Eurosif’s report, entitled EU sustainable Finance & SFDR: making the framework fit for purpose was published on June 28, 2022. The organisation’s main argument is that the SFDR, which by definition was designed as a disclosure framework, has also been adopted by the market as a de facto fund classification system for marketing purposes. According to Eurosif, “SFDR provisions do not make clear how to qualify a product as Article 6, 8 or 9, or where the boundary between these product categories lies, forcing many market participants to classify and self-certify their own products.” They propose a pragmatic solution involving tweaking the SFDR to match the market reality rather than unwinding the situation and building a separate fund classification system.
The report offers up an overview of the European fund market since SFDR was introduced. Article 8 and 9 funds account for just under half of the funds on sale within the EU in terms of asset size. Roughly half of all new fund launches are also within these categories, reflecting healthy demand from asset owners. Eurosif highlights the fact that the SFDR categories were designed as deliberately broad to capture the maximum amount of data via the related reporting. This, along with the SFDR’s imprecise definition of sustainable investment, has compelled asset managers to develop their own classification methodologies based on their interpretation of the criteria. The result is a proliferation of discrepancies, as evidenced by the examples in the report of Article 9 funds with significant exposure to thermal coal. Another issue that is raised is that of existing products being tweaked to fit disclosure requirements without meaningful changes being reflected in the underlying portfolios.
Despite these problems, Eurosif acknowledges that the SFDR product categories have inadvertently filled a strong need in the sustainable investment market for a common language. The rapid adoption of the Article 6, 8 and 9 structure has caused national regulators to begin providing their own guidance, and Eurosif believes there is a risk of fragmentation if that continues. They are thus advocating for timely amendments to the existing disclosure structure to make it “fit for purpose” as a product classification system. Eurosif would like to see either a new category or amendments to the current Article 6 definition to accommodate funds that only consider ESG factors in pure financial materiality terms. They also accept that Article 8 should remain broad, but advocate the introduction of more precise, binding non-financial objectives along with greater evidence required at all stages of the engagement process with portfolio companies. At the same time, Eurosif underlines the importance not just of transparency but also simplicity when categorising products for the retail market.

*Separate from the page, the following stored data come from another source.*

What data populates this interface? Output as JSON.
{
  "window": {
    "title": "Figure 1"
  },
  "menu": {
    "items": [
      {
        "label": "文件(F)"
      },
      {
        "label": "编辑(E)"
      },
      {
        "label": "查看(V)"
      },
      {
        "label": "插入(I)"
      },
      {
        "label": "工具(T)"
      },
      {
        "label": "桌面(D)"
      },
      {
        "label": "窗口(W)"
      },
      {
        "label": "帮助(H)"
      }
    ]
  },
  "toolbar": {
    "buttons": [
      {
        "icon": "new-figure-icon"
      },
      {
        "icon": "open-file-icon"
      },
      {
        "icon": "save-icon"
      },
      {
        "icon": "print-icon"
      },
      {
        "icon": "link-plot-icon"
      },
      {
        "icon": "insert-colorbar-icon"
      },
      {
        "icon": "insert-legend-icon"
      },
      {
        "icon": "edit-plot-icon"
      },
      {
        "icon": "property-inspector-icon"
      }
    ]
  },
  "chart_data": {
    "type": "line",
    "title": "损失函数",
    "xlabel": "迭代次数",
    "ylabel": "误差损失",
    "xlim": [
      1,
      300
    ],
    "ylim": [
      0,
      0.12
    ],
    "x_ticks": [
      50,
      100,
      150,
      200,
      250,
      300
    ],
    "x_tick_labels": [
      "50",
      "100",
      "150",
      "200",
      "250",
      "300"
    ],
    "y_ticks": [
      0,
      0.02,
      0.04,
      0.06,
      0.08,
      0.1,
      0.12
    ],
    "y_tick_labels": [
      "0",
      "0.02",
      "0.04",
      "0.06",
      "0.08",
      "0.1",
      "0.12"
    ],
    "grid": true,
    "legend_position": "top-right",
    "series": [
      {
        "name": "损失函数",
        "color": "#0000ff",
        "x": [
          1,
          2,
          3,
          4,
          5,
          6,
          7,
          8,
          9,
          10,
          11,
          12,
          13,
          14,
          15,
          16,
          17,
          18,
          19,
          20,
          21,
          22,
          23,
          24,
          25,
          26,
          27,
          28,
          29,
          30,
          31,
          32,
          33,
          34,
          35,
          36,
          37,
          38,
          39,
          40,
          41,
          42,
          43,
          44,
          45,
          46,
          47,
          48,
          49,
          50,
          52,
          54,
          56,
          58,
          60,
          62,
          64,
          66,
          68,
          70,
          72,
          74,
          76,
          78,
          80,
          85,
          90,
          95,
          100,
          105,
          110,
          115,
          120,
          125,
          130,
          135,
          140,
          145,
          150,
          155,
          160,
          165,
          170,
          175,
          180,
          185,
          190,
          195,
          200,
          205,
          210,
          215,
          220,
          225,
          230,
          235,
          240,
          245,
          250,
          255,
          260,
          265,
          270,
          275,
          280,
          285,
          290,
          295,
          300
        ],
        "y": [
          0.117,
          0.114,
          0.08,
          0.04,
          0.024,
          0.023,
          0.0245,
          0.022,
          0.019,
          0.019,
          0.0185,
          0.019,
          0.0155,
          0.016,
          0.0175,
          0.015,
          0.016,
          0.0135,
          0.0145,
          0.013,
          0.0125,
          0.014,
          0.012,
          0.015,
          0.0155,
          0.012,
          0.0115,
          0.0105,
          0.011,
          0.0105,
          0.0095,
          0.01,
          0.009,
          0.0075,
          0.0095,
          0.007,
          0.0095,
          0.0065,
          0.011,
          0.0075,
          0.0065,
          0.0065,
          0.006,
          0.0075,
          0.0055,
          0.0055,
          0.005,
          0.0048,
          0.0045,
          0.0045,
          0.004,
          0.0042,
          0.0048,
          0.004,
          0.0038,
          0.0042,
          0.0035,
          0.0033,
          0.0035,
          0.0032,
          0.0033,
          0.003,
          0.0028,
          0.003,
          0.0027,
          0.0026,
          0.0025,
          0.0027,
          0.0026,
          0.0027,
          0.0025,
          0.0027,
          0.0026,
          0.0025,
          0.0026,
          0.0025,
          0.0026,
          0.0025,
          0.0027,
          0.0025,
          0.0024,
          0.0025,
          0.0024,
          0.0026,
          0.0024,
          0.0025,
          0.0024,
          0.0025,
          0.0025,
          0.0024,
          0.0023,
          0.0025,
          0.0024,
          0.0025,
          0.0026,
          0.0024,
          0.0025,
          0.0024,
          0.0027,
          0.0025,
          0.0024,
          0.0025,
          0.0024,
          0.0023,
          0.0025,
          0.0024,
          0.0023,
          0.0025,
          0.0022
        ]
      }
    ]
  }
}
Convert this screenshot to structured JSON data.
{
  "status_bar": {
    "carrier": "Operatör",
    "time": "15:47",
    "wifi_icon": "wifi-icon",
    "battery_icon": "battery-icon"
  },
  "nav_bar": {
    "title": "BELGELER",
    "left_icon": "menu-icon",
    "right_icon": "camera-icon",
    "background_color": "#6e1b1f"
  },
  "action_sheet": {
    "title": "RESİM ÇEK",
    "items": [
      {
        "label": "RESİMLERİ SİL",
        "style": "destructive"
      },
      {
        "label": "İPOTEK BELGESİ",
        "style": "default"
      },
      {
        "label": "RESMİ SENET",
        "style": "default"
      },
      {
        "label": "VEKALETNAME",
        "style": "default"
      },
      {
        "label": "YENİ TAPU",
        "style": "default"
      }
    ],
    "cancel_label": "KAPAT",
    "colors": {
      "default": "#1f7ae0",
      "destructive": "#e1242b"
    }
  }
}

The pragmatic approach adopted by Eurosif, based on market realities, appears to be a sensible contribution towards solving the teething problems faced by the sustainable investment industry. NordSIP would certainly recommend reading through this report, which provides a useful overview of the current situation along with its recommendations. Many of the proposed changes would depend on significant work being done by policymakers, and there remain a few unanswered questions. Eurosif are hopeful that the recommendations in their report will be considered by the European Commission as it works towards the evaluation of SFDR due before the end of the year.